Many costumes now include glow-in-the-dark elements, or children carry fluorescent toys to help drivers see them in the dark. Some parents bypass trick-or-treating in neighborhoods in favor of experiences around car trunks lined up in church parking lots. Others take their little monsters and princesses to the Scare on the Square in downtown Paris so they can keep an eye on them.

Of course, many still send the youngsters out on the streets in search of sugary treats — with some parents even driving them to neighborhoods with bigger homes in an effort to get bigger treats.

While Halloween is a time of great excitement for our children, that excitement creates some dangers that can be reduced by taking simple precautions.

Here is a common-sense list of safety reminders for all of us to review before children head out later today in search of treats.

-Children should always trick-or-treat with a trusted adult.

-Cross streets using crosswalks or at intersecting streets (corners) and only after having checked for cars.

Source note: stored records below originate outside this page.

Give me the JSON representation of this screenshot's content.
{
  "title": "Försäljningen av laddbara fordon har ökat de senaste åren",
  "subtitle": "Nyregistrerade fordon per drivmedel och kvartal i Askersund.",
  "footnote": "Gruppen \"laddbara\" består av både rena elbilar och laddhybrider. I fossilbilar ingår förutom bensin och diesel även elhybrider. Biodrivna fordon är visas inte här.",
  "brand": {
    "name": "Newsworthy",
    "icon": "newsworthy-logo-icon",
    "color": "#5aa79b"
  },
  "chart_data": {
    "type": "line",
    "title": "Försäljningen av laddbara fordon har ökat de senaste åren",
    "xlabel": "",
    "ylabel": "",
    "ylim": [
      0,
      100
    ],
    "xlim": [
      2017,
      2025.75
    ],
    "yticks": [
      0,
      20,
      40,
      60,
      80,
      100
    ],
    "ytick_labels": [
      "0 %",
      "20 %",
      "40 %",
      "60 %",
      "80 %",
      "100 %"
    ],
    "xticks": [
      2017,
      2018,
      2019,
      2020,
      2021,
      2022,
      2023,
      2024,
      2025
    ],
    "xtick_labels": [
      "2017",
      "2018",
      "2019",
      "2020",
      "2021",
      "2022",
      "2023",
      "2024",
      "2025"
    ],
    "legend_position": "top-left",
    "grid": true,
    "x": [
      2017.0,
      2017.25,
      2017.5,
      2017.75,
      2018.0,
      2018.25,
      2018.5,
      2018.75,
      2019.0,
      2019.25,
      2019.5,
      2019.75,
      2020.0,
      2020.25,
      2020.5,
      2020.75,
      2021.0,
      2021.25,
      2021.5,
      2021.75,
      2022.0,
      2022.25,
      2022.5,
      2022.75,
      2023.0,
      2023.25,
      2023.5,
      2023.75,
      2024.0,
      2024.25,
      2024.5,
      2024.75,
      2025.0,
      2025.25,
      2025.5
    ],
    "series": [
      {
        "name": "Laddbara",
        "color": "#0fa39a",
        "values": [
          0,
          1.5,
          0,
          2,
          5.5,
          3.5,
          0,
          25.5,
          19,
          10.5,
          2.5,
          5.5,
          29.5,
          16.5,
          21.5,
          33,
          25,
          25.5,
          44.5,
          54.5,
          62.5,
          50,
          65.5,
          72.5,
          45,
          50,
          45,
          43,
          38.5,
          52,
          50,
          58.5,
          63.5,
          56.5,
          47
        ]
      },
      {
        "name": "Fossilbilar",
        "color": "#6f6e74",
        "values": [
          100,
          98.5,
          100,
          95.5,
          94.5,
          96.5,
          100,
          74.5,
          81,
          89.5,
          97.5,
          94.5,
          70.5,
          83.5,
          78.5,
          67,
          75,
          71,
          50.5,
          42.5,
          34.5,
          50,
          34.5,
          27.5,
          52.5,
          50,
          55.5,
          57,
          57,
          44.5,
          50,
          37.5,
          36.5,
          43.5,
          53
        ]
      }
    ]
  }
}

-Costumes and candy bag/containers should have reflective tape or material affixed.

-Everybody should use a flashlight and glow sticks.

-Motorists should slow down and be cautious when driving in residential neighborhoods.

-Eat only factory-wrapped treats.

Trick-or-treaters are going to load up on sugar, so the American Academy of Pediatrics offers this advice on how to make Halloween a bit more healthful:

-Consider purchasing non-food treats for those who visit your home, such as coloring books or pens and pencils.

-Wait until children are home to sort and check treats. Though tampering is rare, a responsible adult should closely examine all treats and throw away any spoiled, unwrapped or suspicious items.

Thursday is all about children having fun. We can all do our part to make sure that the fun doesn’t give way to tragedy.

Let’s not have any real nightmares this Halloween.